We’ve launched a new asset, Miners Reward Token. The idea behind it is mining incentivization, more people should have a reason to maintain a full node. It’s important for POS systems, since in a usual set-up all you get in proof-of-stake blockchains as a miner is transaction fees, which are not so big if you don’t have tons of transactions in the network. Probably it would make sense to create a POS system with a block mining bounty as in Bitcoin, but it’s not so easy conceptually, since in POS systems all native tokens are distributed in the genesis block.
So,as a temporary solution, (as long as we don’t have tens of thousands transactions in the network per hour), we will be rewarding miners with a new asset https://t.co/YV4rZdzRTn. Each miner will be receiving 50,40,30,20,10 tokens per mined block, with “halving” taking place each 50000 blocks. The asset will be distributed in about a year.

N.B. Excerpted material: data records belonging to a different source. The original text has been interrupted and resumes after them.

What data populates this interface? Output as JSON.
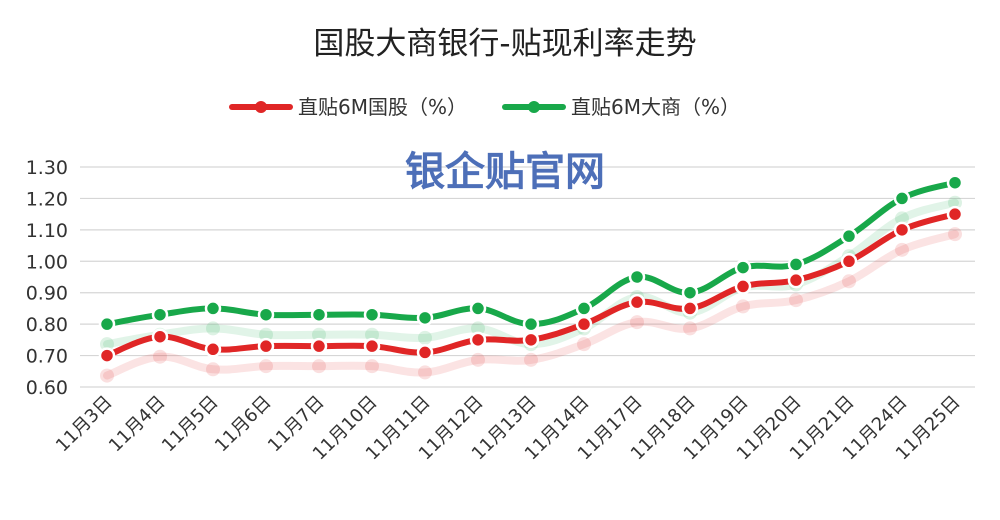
{
  "chart_data": {
    "type": "line",
    "title": "国股大商银行-贴现利率走势",
    "watermark": "银企贴官网",
    "categories": [
      "11月3日",
      "11月4日",
      "11月5日",
      "11月6日",
      "11月7日",
      "11月10日",
      "11月11日",
      "11月12日",
      "11月13日",
      "11月14日",
      "11月17日",
      "11月18日",
      "11月19日",
      "11月20日",
      "11月21日",
      "11月24日",
      "11月25日"
    ],
    "series": [
      {
        "name": "直贴6M国股（%）",
        "color": "#e02626",
        "values": [
          0.7,
          0.76,
          0.72,
          0.73,
          0.73,
          0.73,
          0.71,
          0.75,
          0.75,
          0.8,
          0.87,
          0.85,
          0.92,
          0.94,
          1.0,
          1.1,
          1.15
        ]
      },
      {
        "name": "直贴6M大商（%）",
        "color": "#18a84a",
        "values": [
          0.8,
          0.83,
          0.85,
          0.83,
          0.83,
          0.83,
          0.82,
          0.85,
          0.8,
          0.85,
          0.95,
          0.9,
          0.98,
          0.99,
          1.08,
          1.2,
          1.25
        ]
      }
    ],
    "ylim": [
      0.6,
      1.3
    ],
    "yticks": [
      "0.60",
      "0.70",
      "0.80",
      "0.90",
      "1.00",
      "1.10",
      "1.20",
      "1.30"
    ],
    "grid": true,
    "legend_position": "top-center"
  }
}
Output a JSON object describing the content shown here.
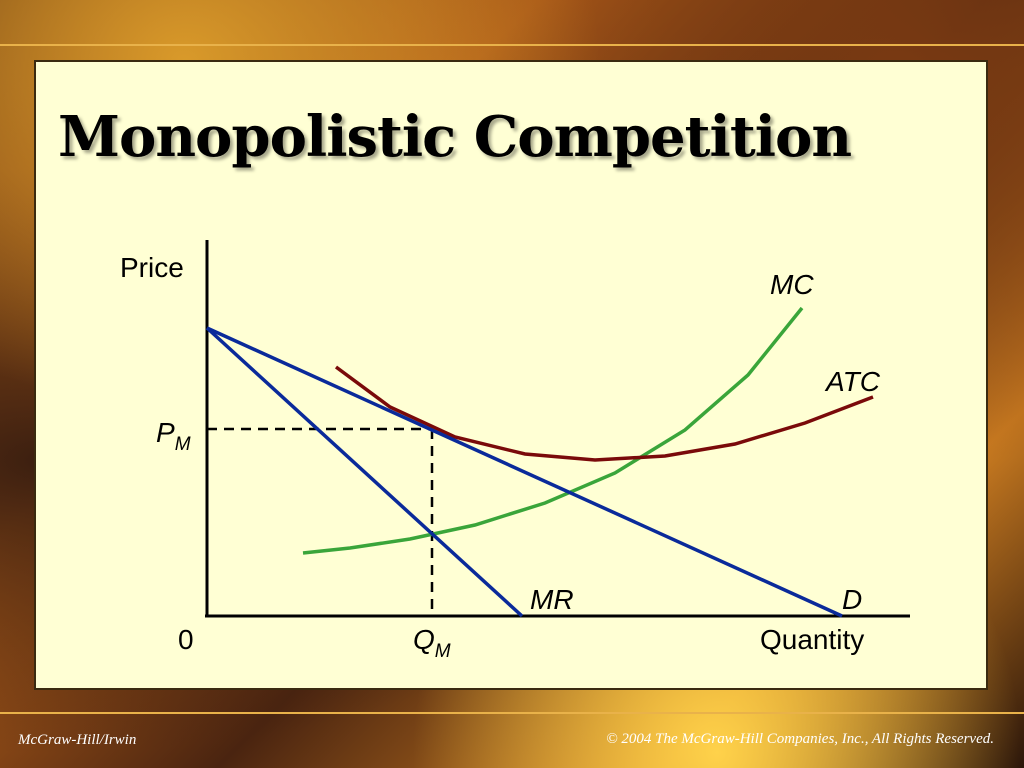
{
  "slide": {
    "title": "Monopolistic Competition",
    "footer_left": "McGraw-Hill/Irwin",
    "footer_right": "© 2004 The McGraw-Hill Companies, Inc., All Rights Reserved."
  },
  "diagram": {
    "y_axis_label": "Price",
    "x_axis_label": "Quantity",
    "origin_label": "0",
    "price_label": "P",
    "price_subscript": "M",
    "quantity_label": "Q",
    "quantity_subscript": "M",
    "curves": {
      "mc": "MC",
      "atc": "ATC",
      "mr": "MR",
      "d": "D"
    },
    "colors": {
      "demand": "#0a2a9a",
      "marginal_revenue": "#0a2a9a",
      "marginal_cost": "#3aa53a",
      "average_total_cost": "#7a0a0a",
      "axes": "#000000"
    }
  }
}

So where does the value of this asset come from? As you know you can get mining fees on Wavesplatform not only in waves but also in custom tokens. So token issuers should have an incentive to strike a deal with miners regarding accepting their assets as fees. An automated way to do that would be distributing some bounty in the asset to active miners. That could be done through distributing it to the MRT holders, which are exactly that, miners.
On top of that, miners will be able to vote for certain network parameters and issues, similar to the proposed scheme for Waves Community Token. This is a quite flexible tool, so many other ways to use it could come up later.
Blockchains are technical mechanisms of social consensus, so it’s very important to engage system participants in securing and maintaining the network. I believe that MRT is a right step in this direction.